By Rachit Raj

In Axone, we get a glance at people who we rarely hear of in a Hindi movie. The film gets its name from an ingredient used in Naga cuisine, which comes with a strong smell. This smell, and how different people respond to it, becomes a big part of the film that takes a casual, committed look at the passing, internalized racism that North East Indians are subjected to in a city like New Delhi.

Starring Sayani Gupta, Lin Liashram, Tenzin Dalha, Vinay Pathak and Dolly Ahluwalia in pivotal roles, the film is an account of one day in the lives of these characters who struggle to cook their native delicacy in a world that is selective and secluded in its respect of cultures that need to be held on to. It is a film that is both soft and deeply insightful in making us understand how racism is as piercing in the bigger moments of abuse as it is in an arrogant disregard for someone’s culture and privacy.

The aversion their loud, negligent landlord (Ahluwalia) has towards the strong smell of ‘Akhuni’ is a reflection of a deep-rooted inability to understand and accept anything that belongs to that part of the country as an obvious ‘other’. The bias is in the very act of calling them “north-easterns”. A complete disregard of the diversity that breaths there.

The strength of Axone lies in its realization that the representation of people from a certain geographical area is good enough to make a political statement, the narrative in itself need not morph into a preachy monologue. Director Nicholas Kharkongor does not force the theme of racism down the throat of his viewers. He blends it around the narrative, how racism in a society like India exists. The film realizes that racism that people from the North-Eastern states face is not an isolated idea, it exists as incongruently and closely to the entire structure of ‘us’ versus ‘them’, a binary that breeds us in a world of distancing anyone who is different from us.
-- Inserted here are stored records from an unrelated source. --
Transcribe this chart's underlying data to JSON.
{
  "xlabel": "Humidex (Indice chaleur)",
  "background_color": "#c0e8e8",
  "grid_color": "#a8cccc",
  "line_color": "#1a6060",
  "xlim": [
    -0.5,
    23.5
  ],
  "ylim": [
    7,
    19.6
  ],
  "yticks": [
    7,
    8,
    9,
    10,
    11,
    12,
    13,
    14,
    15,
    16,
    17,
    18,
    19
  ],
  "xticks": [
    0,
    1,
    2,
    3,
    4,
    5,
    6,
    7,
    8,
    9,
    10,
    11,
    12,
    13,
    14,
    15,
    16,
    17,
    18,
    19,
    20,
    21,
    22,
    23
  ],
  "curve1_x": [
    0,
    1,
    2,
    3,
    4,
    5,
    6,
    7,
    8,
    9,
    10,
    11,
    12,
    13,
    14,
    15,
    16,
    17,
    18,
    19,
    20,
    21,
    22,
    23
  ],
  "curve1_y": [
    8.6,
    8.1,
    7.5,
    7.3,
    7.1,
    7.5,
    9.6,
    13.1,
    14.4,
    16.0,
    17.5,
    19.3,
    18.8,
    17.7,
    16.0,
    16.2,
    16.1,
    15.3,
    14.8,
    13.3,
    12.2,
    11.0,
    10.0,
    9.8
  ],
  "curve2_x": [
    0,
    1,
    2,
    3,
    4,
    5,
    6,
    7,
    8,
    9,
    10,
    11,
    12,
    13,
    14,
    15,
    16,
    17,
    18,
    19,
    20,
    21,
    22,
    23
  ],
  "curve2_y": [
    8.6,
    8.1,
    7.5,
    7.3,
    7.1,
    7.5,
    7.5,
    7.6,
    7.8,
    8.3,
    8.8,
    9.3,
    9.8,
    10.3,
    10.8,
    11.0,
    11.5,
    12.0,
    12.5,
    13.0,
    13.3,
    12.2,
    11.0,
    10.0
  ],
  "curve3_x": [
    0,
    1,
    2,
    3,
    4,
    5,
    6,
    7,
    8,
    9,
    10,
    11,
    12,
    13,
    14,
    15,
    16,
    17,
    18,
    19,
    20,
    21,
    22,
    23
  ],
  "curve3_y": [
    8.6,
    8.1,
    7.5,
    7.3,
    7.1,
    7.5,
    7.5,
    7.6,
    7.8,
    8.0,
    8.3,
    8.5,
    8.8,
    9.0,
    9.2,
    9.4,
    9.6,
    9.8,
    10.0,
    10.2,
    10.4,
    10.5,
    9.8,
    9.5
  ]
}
The film shows this through different ranges and incidents. Early in the film Chanbi (Lin Laishram) is faced with sexual remarks by two men (one of them married), as her boyfriend stands still, later to be revealed as himself gone through an episode of racial harassment that has scarred his understanding of the city. Incidents like these – examples of rampant, violent racism – are blended with subtle, scathing ones, both part of the same mindset, brought out in different, equally atrocious ways.

There can be an argument made for the film’s inability to tackle the complexities of the demographic diversity of that part of India that we rarely understand and almost never accept as a part of our country, but Axone caters to a certain populist audience. It speaks in a language that inadvertently makes it tough for it to interrogate deep in the cultural detailing of racism. What it does, however, is something important.

As a film that is now available on a popular digital platform, Axone can start a culture of inclusion and make the unaware a little conscious of the pertinent reality of racism in our culture. It derives its politics and power in little moments, and sometimes that is all that is required to initiate a conversation.

Axone could be the first step in a future of improved, more diverse representations of minorities in India, but as it exists now, this is an essential movie to understand the India that we often push under a rug. The bridge between different groups of people, after all, begins with an acceptance of each others’ food habits.